Append elements of alpha-numeric string to generate new unique IDs

speedreader · November 16, 2023, 8:54pm

I've got some voter data that I need to marry to some shapefile data. The voter data does not have the unique IDs in the shapefile data but I can create it from a couple of variables in the voter data, then join them. 'Can' is theoretical here as I've spent over a day on this and haven't solved it.

Here's a mini reprex:

df <- data.frame(precinct = c("TOWN OF BLACK WOLF WARDS 1-3", "TOWN OF WOLF RIVER WARDS 1-2A", "TOWN OF WOLF RIVER WARDS 2B-2C", "CITY OF TOMAH WARDS 1-5A,6", "CITY OF TOMAH WARDS 5B,24"),
                 jurisdiction_fips = c(5513908000, 5513988475, 5513988475, 5508180075, 5508180075))

I need to take the alphanumeric strings at the end of the 'precinct' name and append them to the 'jurisdiction_fips' padded to 4-digits with zeroes.

So the output should look like (only using the last two lines of the df here for brevity):

df_out <- data.frame(precinct = rep("CITY OF TOMAH WARDS", 8), 
                     GEOID = c("55081800750001", "55081800750002", "55081800750003", "55081800750004", "5508180075005A", "55081800750006", "5508180075005B", "55081800750024"))

My cleverest attempt was pull off the alphanumeric stings via regex, change the dashes to colons, then use eval(parse(text = 'characters stuff here')) but I can't separate/mutate that into any additional columns. Help, please.

technocrat · November 16, 2023, 10:32pm

It's not easy work when everything looks like a special case. We have to deal with

tails
[[1]]
[1] "1-3"

[[2]]
[1] "1-2A"

[[3]]
[1] "2B-2C"

[[4]]
[1] "1-5A,6"

[[5]]
[1] "5B,24"

There's only the first element covered by the eval(). strsplit(x,"-") does the second element and strsplit(x,",") will get the third and fifth list element (with appropriate adjustment of the delimiter).

The remaining case is trickier. "1-5A,6" has to be split on , and on - separately. The second element can go on to be padded, leaving 1,5A. The second element can go on to be padded after copying out the numeric portion 5, converting it to numeric and subtracting 1, leaving 4 and convert that back to character. paste0("1",":","4") and proceed as you did before with eval. Then pad everything out to the same width as you've done and paste0() it to the GEOID as you've done.

Then circle back to write the regex to classify the input into cases to apply the logic above.

The problem is a great illustration of divide-and-conquer of splitting everything down to its minimal representation and applying successive small operations.

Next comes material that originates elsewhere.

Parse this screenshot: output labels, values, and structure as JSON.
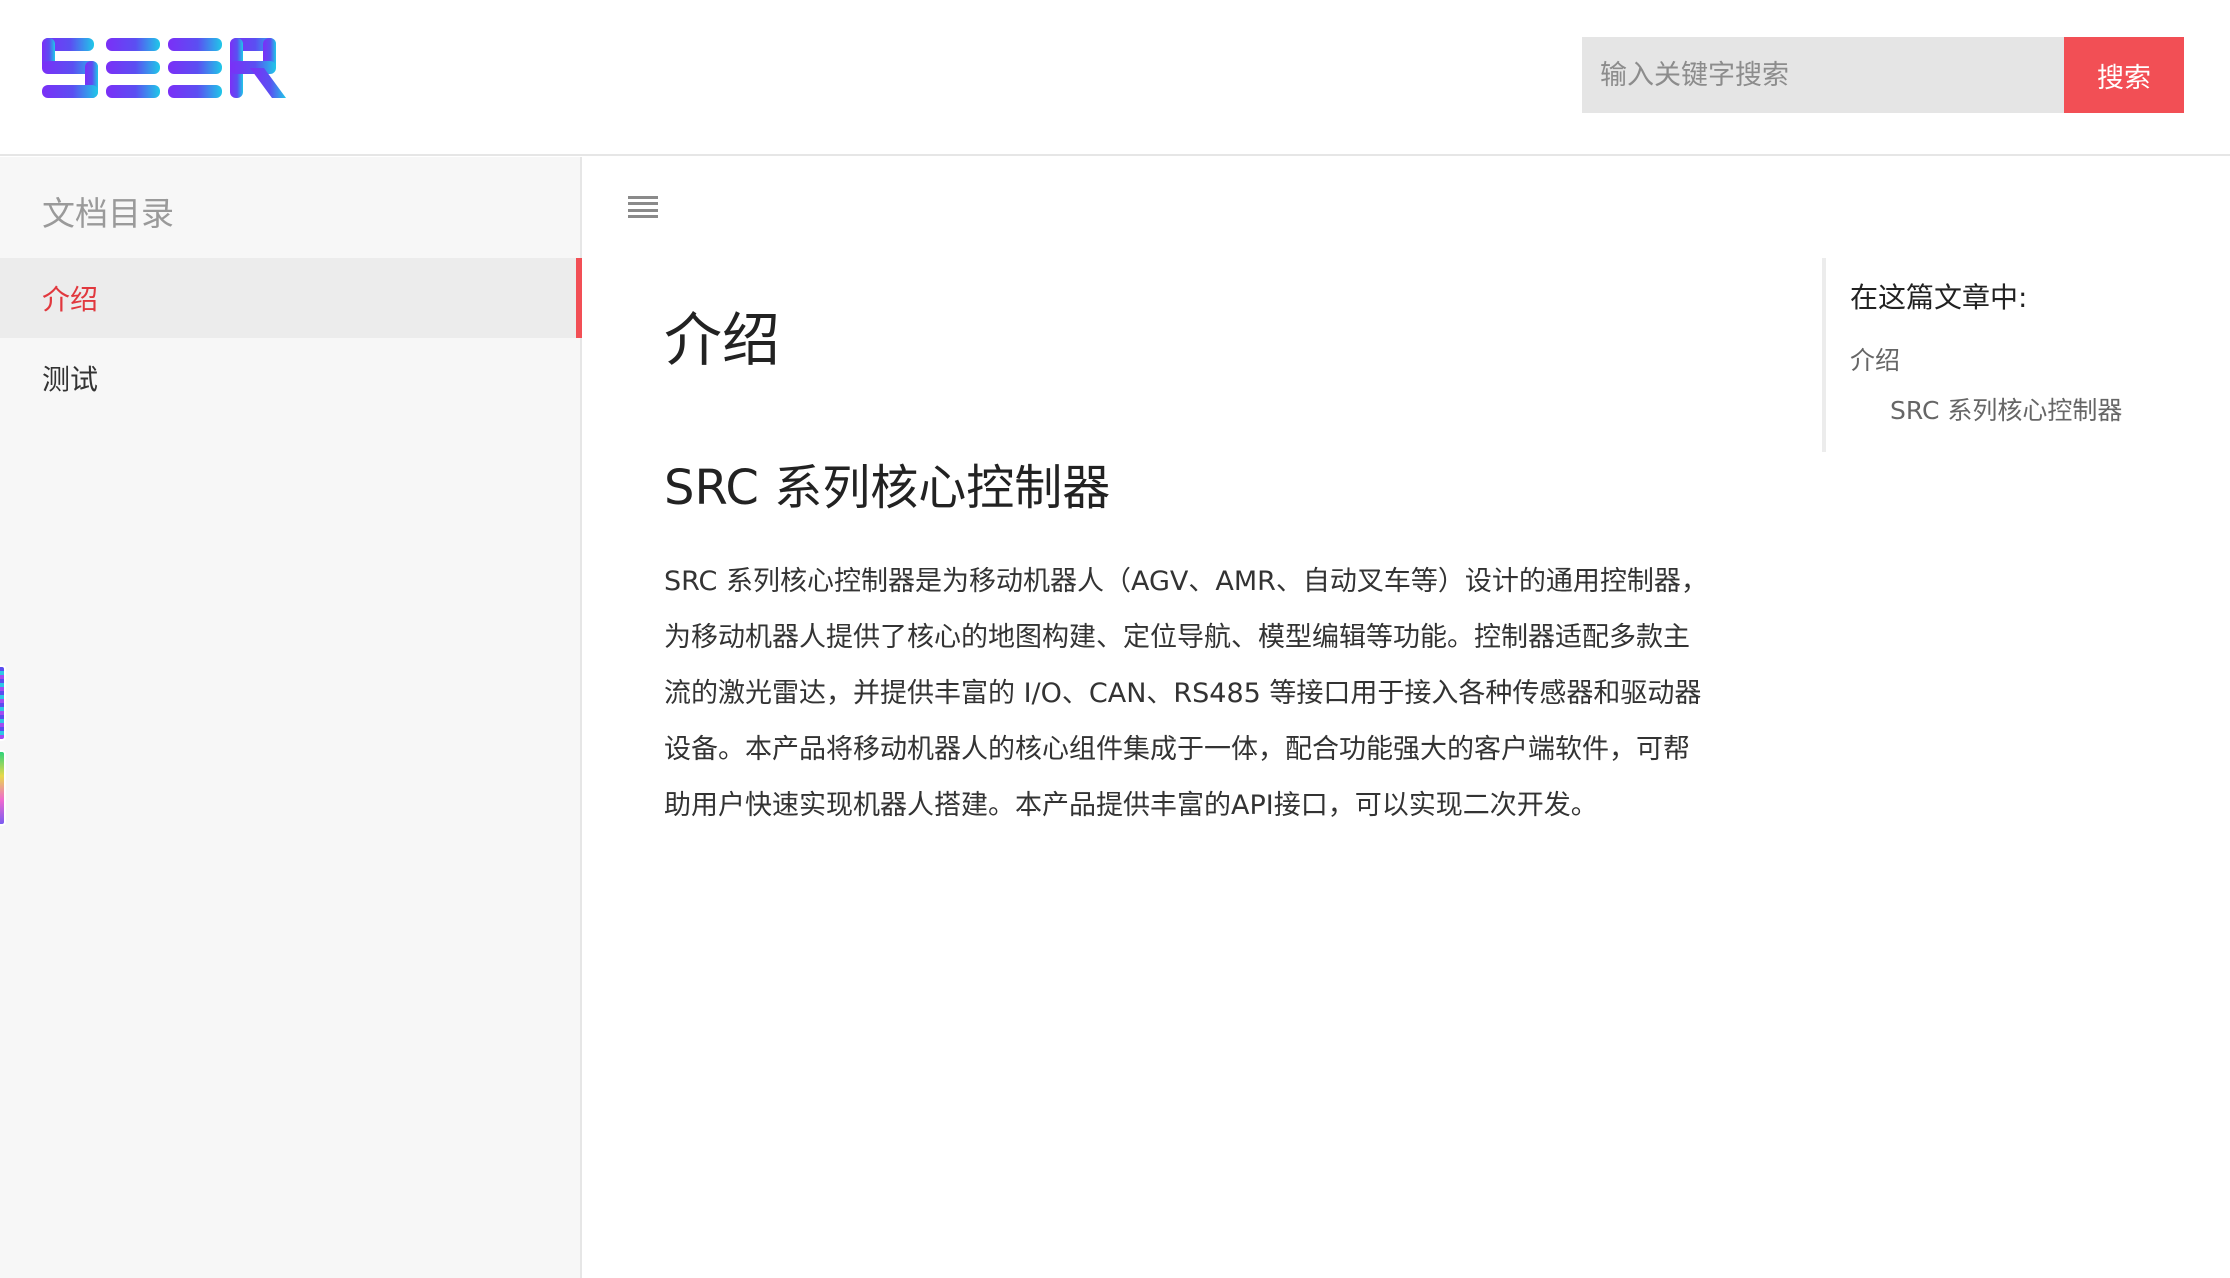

speedreader · November 17, 2023, 3:42pm

technocrat:

Thanks for the reply. Still having problems. I guess the first relates to your opening sentence: "It's not easy work when everything looks like a special case." I agree. The big-picture problem for me is that this is just a small sample of my data. The actual dataset I'm using has over 11K rows and probably a hundred 'special cases'

So with the df above I can do something like:

df <- df %>% mutate(geoAppendix = str_extract(precinct, "(\\d.*?)$"))
df$geoAppendix <- gsub("-", ":", df$geoAppendix)

and easily get to something where I have all of the 'suffixes' pulled off into their own column but eval(parse(text= 'blah')) only works on the first row item. So I'm still stuck where a brute-force line-by-line approach is a solution, but not one that's practical given the dataset.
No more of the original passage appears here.